Towards the end of the last government the Partnership and FTA schemes started to take on a distinct publicity flavour, as distinct to serious policy. Outcomes were overblown and the companies the Government targeted became skilled at promising vapour.

The other notable contributor was a government backbencher named Arch Bevis (now a shadow minister) who chaired a comprehensive government purchasing committee. His report drew bipartisan support for its recommendations that were generally acknowledged by local and international players as basically pretty sensible.

For a while Bevis was lauded by the local industry as a minor saviour, but then he too was gone, back to Brisbane to defend, just barely, one of only two Labor seats left north of the border.

When the Liberals came to power they brought not so much policy as ideology.

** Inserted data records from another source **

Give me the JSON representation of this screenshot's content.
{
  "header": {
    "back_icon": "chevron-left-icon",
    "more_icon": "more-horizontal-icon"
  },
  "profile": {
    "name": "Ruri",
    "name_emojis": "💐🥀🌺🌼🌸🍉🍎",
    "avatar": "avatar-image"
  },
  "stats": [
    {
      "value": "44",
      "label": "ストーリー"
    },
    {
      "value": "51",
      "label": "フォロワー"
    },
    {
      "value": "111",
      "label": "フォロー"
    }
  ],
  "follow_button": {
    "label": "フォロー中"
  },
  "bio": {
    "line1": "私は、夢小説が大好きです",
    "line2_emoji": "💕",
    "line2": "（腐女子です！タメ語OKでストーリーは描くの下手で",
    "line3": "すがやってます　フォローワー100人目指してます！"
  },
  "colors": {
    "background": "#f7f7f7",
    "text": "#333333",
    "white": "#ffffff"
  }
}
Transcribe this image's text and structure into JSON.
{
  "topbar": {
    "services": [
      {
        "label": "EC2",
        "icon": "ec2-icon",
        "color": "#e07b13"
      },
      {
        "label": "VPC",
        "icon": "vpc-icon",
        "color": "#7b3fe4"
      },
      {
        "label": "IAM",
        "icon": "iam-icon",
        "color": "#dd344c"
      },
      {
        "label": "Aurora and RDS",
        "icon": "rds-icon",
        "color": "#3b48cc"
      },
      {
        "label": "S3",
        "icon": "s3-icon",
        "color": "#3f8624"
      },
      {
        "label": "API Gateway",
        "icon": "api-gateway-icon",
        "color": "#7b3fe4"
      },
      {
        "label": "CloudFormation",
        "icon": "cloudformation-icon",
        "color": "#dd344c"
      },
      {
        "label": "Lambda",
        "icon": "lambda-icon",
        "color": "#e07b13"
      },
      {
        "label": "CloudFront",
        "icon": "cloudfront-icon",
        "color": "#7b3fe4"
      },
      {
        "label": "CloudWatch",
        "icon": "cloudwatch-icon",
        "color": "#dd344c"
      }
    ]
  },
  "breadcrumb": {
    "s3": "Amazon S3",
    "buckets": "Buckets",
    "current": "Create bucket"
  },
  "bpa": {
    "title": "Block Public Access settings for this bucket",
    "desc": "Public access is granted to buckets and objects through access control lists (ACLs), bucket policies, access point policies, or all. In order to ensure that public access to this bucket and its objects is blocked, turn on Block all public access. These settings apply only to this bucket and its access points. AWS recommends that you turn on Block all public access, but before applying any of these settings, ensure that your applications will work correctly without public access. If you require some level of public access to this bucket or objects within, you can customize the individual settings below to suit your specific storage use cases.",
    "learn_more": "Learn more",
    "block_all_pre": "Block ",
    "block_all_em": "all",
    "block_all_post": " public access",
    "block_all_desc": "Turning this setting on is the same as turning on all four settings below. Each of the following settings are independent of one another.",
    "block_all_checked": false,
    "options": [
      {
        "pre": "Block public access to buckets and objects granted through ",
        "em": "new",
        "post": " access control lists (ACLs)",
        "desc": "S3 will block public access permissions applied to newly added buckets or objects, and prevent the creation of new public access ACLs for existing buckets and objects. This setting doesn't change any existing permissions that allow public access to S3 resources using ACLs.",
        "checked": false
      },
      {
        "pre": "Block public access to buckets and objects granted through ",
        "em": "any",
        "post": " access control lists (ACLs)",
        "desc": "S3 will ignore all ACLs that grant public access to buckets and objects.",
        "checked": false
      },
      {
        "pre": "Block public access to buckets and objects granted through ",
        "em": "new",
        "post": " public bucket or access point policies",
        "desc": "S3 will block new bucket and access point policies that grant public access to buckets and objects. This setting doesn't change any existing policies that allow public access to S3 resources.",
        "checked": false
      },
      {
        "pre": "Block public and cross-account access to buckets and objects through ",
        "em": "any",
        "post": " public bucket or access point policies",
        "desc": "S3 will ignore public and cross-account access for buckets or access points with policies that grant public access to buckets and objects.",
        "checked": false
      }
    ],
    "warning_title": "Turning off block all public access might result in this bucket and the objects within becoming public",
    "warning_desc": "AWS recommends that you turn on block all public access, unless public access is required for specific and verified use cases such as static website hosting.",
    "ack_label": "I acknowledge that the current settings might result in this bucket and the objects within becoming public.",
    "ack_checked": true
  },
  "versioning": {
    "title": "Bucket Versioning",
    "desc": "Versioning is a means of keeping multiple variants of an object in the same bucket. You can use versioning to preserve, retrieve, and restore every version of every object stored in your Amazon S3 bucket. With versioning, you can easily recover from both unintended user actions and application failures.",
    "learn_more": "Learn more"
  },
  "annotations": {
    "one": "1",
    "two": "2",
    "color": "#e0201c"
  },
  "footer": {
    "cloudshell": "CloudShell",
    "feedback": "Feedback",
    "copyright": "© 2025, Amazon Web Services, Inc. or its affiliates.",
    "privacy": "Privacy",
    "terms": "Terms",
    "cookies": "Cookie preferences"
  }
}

The sweet but naive idea that government could grow the local industry simply by being an IT super-user (a policy prescription driven by then Finance Minister and now Labor leader Kim Beazley) was replaced by an ill-considered outsourcing policy that seems to have attracted the ire of all involved.

Outside of that the only real action has been on the electronic commerce front where Senator Richard Alston appears to have picked up the plumb role, after some jockeying by the Treasurer, Finance and Industry Ministers.

Now, with the troops massing on either side of the ballot box the skirmishes are heating up again, but don't expect too much action. Labor has its recycled R&D initiative and the Government seems to be placing all its eggs in reforming the Tax system. (I wonder how much less those outsourcing contracts will save when there's a whacking great GST on them)IT is back on the fringe, its brief flurry in the spotlight extinguished by other fads. It was ever thus.